When asked what happens if a firm falls under his 10 percent, Hensarling said, “they will have 12 months within which to file a new capital plan […] to come back into compliance.” What’s to stop the firm from going in and out of compliance without real penalties? (Especially as Hensarling goes after regulators’ ability to demand compliance.) This hasn’t been thought out in the way Dodd-Frank has.

Dodd-Frank’s capital requirements also prepare a firm for failure. Being required to hold long-term debt gives either a bankruptcy judge or the FDIC room to work to write down the value of the firm. Not being able to pile into short-term debt helps check shadow-banking concerns. The last step of capital requirements, which is ensuring that firms have a sufficient level of capital to absorb losses, is currently being finalized, and is engineered around reasonable guesses of what is needed to end Too Big to Fail. There are stress tests to get a sense of how quickly a firm could fail, to better prepare for a crisis. Hensarling would get rid of all this.

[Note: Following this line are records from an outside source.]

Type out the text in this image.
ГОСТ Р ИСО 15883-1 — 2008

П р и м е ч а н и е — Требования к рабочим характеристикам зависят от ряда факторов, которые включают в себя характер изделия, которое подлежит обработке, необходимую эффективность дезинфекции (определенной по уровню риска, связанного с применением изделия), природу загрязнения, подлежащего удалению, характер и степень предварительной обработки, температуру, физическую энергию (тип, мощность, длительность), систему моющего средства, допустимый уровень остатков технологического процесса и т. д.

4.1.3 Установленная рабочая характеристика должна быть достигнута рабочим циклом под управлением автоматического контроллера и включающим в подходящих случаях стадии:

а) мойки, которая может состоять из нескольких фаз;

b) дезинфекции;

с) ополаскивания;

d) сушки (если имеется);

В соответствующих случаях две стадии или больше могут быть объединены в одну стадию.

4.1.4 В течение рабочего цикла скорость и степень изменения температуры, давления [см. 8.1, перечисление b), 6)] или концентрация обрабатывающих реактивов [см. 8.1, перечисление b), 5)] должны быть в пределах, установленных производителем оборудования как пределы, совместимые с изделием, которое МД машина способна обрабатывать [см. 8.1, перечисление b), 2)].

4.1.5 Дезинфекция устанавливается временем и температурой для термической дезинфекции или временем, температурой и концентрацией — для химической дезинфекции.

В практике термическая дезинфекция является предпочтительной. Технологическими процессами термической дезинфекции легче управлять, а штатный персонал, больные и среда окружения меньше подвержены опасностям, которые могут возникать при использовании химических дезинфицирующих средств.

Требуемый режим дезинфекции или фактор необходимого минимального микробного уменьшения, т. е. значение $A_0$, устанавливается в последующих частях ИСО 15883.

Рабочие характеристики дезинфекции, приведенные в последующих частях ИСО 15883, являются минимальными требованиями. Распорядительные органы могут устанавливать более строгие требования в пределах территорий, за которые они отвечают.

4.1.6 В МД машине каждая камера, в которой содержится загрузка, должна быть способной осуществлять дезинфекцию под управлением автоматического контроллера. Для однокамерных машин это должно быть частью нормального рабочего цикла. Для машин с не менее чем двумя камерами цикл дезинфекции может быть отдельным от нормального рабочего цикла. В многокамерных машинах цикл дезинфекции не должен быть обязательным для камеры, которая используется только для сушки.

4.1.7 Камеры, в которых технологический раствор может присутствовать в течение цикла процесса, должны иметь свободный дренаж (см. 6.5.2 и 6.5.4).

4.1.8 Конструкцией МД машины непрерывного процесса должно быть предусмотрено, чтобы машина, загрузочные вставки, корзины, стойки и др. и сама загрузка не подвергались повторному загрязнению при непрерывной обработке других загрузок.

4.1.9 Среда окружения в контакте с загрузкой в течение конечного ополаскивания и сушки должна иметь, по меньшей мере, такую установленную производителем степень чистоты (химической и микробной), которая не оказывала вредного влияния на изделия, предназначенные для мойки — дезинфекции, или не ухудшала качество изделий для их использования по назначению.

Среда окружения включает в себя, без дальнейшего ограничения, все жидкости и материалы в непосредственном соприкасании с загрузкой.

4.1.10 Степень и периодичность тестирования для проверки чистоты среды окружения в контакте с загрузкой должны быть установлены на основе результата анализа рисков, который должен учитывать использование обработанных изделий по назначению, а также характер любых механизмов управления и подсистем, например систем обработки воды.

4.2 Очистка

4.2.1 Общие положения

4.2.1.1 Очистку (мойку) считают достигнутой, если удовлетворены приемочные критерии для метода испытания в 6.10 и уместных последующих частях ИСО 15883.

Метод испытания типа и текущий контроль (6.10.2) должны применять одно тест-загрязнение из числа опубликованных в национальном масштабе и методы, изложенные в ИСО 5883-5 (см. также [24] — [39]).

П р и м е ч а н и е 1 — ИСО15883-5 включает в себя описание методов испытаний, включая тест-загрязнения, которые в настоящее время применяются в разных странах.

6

Hensarling also wants to remove orderly liquidation authority, the so-called “death panel” for large banks. Instead, regulators would only have the option of bankruptcy in a crisis. “Bankruptcy, not bailouts” is the motto.

But if that were the case, it would mean you’d need even more, not less, preparatory work. The fight around living wills, currently ongoing, is all about whether or not firms are prepared to go through bankruptcy without causing undue damage to the greater economy. Regulators at the FDIC think firms are currently not, and they are using the living wills to ensure that firms structure themselves better and think through the process, which firms wouldn’t do otherwise. Hensarling would remove the living wills.

It’s a symptom of patriarchy that women’s pants are measured with one number; a more sensible solution is to have two numbers, for waist and inseam, like men get. And those are just pants. To regulate the risks of a trillion-dollar financial firm, you’ll need to go further than a single number.

[1] At 10 percent, as Joseph Lawler notes, this is below the much higher asks of 15 to 20 percent that have come from Brown-Vitter, Alan Greenspan, and others advocating for high capital requirements. Even at those levels, though, the issues of regulating the entire balance sheet and preparing a firm for failure are still relevant.